The following is the DataFlux Query Language (dql) definition. With the gradual support of different syntax, the document will be adjusted, added and deleted to varying degrees.
The whole constraints are as follows:
Non-keywords (such as metric name and tag name) are case sensitive; keywords and function names are case-insensitive.
With # as line comment character; inline comment is not supported.
Supported operators:
+ - addition
- - subtraction
* - multiplication
/ - division
% - modulo
= - equal to
!= - not equal to
<= - greater than or equal to
< - less than
>= - greater than or equal to
> - greater than
^ - exponential operation
&& - logical and
|| - logical or
Supported keywords:
AND AS ASC AUTO
BY DESC FALSE
LIMIT LINEAR
NIL OFFSET OR PREVIOUS
SLIMIT SOFFSET TRUE
Identifiers: There are several forms of identifiers, which are compatible with various variable naming forms.
Only [_a-zA-Z0-9] can appear in normal variable names, and the first character cannot be a number, such as _abc, _abc123, _123ab.

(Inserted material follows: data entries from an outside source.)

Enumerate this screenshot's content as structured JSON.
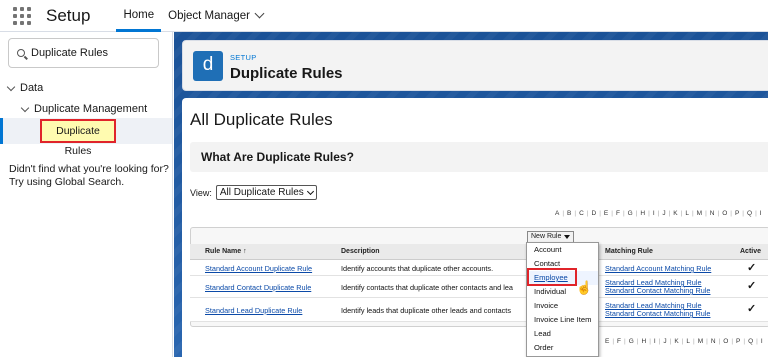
{
  "topbar": {
    "app_name": "Setup",
    "tabs": [
      {
        "label": "Home"
      },
      {
        "label": "Object Manager"
      }
    ]
  },
  "sidebar": {
    "search_value": "Duplicate Rules",
    "tree": [
      {
        "label": "Data"
      },
      {
        "label": "Duplicate Management"
      },
      {
        "label": "Duplicate Rules"
      }
    ],
    "help_line1": "Didn't find what you're looking for?",
    "help_line2": "Try using Global Search."
  },
  "header": {
    "icon_letter": "d",
    "setup_label": "SETUP",
    "title": "Duplicate Rules"
  },
  "content": {
    "heading": "All Duplicate Rules",
    "what_title": "What Are Duplicate Rules?",
    "view_label": "View:",
    "view_value": "All Duplicate Rules",
    "alphabet": [
      "A",
      "B",
      "C",
      "D",
      "E",
      "F",
      "G",
      "H",
      "I",
      "J",
      "K",
      "L",
      "M",
      "N",
      "O",
      "P",
      "Q",
      "I"
    ],
    "alphabet_bottom": [
      "E",
      "F",
      "G",
      "H",
      "I",
      "J",
      "K",
      "L",
      "M",
      "N",
      "O",
      "P",
      "Q",
      "I"
    ],
    "new_rule_label": "New Rule",
    "columns": [
      "Rule Name ↑",
      "Description",
      "Matching Rule",
      "Active"
    ],
    "rows": [
      {
        "name": "Standard Account Duplicate Rule",
        "description": "Identify accounts that duplicate other accounts.",
        "matching": [
          "Standard Account Matching Rule"
        ],
        "active": "✓"
      },
      {
        "name": "Standard Contact Duplicate Rule",
        "description": "Identify contacts that duplicate other contacts and lea",
        "matching": [
          "Standard Lead Matching Rule",
          "Standard Contact Matching Rule"
        ],
        "active": "✓"
      },
      {
        "name": "Standard Lead Duplicate Rule",
        "description": "Identify leads that duplicate other leads and contacts",
        "matching": [
          "Standard Lead Matching Rule",
          "Standard Contact Matching Rule"
        ],
        "active": "✓"
      }
    ]
  },
  "dropdown": {
    "items": [
      "Account",
      "Contact",
      "Employee",
      "Individual",
      "Invoice",
      "Invoice Line Item",
      "Lead",
      "Order"
    ]
  },
  "colors": {
    "accent": "#0176d3",
    "highlight_border": "#e0242a",
    "banner_bg": "#1b5297"
  }
}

Other forms of processing variable name:
this+is-a*xx/yy^zz?variable, by should be written as `this+is-a*xx/yy^zz?variable`, `by`, with operators in the former variable, and by in the latter is the DQL keyword.
Support UTF8 identifiers such as Chinese, such as M::cpu:(usage AS 使用率) [5m]

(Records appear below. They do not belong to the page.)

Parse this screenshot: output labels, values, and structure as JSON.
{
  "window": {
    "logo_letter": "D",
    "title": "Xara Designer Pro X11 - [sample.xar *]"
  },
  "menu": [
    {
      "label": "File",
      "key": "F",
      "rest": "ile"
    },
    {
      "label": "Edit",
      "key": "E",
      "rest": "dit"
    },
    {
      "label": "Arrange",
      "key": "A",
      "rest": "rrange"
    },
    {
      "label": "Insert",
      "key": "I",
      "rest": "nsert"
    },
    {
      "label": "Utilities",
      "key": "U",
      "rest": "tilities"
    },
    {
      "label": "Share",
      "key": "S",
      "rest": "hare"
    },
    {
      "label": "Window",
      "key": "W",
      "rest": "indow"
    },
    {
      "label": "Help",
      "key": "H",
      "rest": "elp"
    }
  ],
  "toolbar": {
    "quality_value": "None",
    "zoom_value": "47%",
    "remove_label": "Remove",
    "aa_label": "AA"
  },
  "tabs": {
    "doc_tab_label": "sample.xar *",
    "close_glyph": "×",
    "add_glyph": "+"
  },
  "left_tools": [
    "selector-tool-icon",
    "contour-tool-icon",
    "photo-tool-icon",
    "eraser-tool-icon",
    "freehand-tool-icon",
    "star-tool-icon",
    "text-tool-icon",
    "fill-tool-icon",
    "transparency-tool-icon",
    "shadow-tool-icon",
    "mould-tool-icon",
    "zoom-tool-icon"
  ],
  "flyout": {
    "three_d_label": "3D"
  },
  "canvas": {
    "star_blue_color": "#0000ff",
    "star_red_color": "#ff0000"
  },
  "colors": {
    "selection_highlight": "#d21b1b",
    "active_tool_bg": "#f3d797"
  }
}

Support emoji: M::cpu:(usage AS 使用率👍) [5m]
The variable is enclosed in an inverse quotation mark, this`is-a-vairalbe should be modified by `identifier("this`is-a-vairalbe")` .

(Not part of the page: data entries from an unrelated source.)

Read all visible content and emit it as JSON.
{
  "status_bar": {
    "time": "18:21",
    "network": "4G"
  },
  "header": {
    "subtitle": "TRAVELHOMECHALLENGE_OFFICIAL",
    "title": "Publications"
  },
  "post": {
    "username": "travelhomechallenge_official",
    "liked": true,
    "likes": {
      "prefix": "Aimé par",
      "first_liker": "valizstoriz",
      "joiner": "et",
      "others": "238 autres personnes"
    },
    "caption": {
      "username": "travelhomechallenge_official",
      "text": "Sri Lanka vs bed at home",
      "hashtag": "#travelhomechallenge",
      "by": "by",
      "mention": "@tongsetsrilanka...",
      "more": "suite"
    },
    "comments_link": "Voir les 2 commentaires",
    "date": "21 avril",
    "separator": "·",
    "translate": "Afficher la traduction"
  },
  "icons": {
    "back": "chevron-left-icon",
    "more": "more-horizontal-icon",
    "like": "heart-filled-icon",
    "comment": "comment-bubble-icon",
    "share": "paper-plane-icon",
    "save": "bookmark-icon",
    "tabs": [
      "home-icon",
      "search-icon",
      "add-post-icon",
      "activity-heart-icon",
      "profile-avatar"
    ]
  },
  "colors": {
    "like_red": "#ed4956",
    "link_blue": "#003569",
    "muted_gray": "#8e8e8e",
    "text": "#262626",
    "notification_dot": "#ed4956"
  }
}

String values can be used in double and single quotation marks: "this is a string" and 'this is a string' are equivalent.
Special string
Base64 strings: DQL supports processing Base64 strings. For Bas64 strings, DQL can automatically solve the original strings when querying, which is written as follows:
b64`some-base64-string`
b64'some-base64-string'
b64"some-base64-string"
Regular expression strings: The original re('xxx') is deprecated, and the following form is recommended to identify regular strings.
The query follows the following syntax pattern, noting that the relative order between the parts cannot be reversed, for example, time-expr cannot appear before filter-clause.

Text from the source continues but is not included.